In a press conference held in Oslo, Mohammadi's children expressed immense pride in her unwavering advocacy for women's rights as they prepared to accept the prestigious award on her behalf.
The 17-year-old twins, residing in Paris, are scheduled to receive the honor at Oslo's City Hall and deliver the Nobel Peace Prize lecture om their mother's behalf. In a letter sent from prison, Mohammadi reaffirmed her commitment to the cause of human rights, even in the face of potential death, expressing that she missed her children the most.
Kiana Rahmani, who last saw her mother eight years ago, expressed a pessimistic outlook on the prospect of a reunion, stating, "Maybe I'll see her in 30 or 40 years, but I think I won't see her again." She emphasized that despite this, her mother's legacy would endure in her heart and within their family.
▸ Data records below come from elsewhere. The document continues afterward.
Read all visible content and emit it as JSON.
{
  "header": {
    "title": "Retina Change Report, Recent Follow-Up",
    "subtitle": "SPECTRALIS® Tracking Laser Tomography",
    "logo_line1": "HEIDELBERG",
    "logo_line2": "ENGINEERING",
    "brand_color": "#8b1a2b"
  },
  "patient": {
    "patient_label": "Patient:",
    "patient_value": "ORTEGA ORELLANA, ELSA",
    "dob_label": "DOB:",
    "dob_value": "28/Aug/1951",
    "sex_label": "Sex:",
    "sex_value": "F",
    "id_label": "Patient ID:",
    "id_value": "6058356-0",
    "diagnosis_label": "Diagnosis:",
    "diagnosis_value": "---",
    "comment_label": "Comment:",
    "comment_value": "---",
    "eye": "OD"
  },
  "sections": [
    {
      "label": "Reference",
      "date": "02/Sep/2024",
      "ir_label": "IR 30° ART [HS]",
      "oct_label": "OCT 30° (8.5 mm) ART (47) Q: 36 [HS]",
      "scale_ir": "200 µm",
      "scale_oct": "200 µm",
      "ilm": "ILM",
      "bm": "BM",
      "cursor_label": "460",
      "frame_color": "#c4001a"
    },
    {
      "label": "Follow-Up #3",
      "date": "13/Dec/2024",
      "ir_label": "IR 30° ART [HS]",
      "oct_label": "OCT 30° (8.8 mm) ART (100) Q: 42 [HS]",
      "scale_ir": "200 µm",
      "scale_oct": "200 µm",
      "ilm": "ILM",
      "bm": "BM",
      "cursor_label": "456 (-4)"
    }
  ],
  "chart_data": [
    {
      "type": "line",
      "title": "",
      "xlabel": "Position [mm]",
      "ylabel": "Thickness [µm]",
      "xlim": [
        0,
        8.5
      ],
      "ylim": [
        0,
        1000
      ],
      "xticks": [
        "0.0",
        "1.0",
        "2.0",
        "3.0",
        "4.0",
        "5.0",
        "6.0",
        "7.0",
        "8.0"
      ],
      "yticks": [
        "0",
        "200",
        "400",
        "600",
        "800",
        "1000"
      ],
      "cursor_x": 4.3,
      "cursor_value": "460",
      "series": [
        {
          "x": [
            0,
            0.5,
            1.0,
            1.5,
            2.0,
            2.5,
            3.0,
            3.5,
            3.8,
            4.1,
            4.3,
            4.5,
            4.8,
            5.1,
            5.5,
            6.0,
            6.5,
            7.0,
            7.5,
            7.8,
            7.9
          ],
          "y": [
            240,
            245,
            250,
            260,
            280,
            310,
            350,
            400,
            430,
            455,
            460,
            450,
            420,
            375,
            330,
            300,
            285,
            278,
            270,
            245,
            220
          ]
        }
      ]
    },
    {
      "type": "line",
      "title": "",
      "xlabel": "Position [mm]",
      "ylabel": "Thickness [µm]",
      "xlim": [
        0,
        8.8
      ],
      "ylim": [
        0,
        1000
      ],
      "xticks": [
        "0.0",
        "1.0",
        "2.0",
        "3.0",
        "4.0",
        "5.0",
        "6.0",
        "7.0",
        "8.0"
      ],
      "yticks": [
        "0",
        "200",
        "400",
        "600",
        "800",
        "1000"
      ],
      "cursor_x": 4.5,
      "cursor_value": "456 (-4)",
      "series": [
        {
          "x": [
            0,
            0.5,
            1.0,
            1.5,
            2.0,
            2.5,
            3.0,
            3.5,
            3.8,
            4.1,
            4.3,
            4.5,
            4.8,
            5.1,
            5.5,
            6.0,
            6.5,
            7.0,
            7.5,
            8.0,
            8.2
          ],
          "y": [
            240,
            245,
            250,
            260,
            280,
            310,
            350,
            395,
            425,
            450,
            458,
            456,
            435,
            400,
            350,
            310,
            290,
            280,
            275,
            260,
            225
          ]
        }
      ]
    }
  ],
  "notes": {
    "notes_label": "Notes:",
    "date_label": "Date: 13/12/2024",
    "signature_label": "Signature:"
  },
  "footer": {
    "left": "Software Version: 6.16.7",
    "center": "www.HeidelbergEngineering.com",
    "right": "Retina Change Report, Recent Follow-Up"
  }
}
Mohammadi, 51, earned the Nobel Peace Prize on October 6, a symbolic rebuke to Tehran's theocratic leadership, which subsequently condemned the award.
In her message from prison, Mohammadi acknowledged imprisoned journalists and emphasized, "In the darkness cast over information and the people of Iran, despite the shutdown of media outlets, our activism persists."
Speaking about the detention of over 100 journalists during the Women, Life, Freedom movement, she highlighted that in the past 20 years, at least 200 newspapers have been shut down, and 800 journalists have been detained.
Mohammadi addressed journalists, stating, "Independent media are our best allies in the fight against the destructive policies of the Islamic Republic."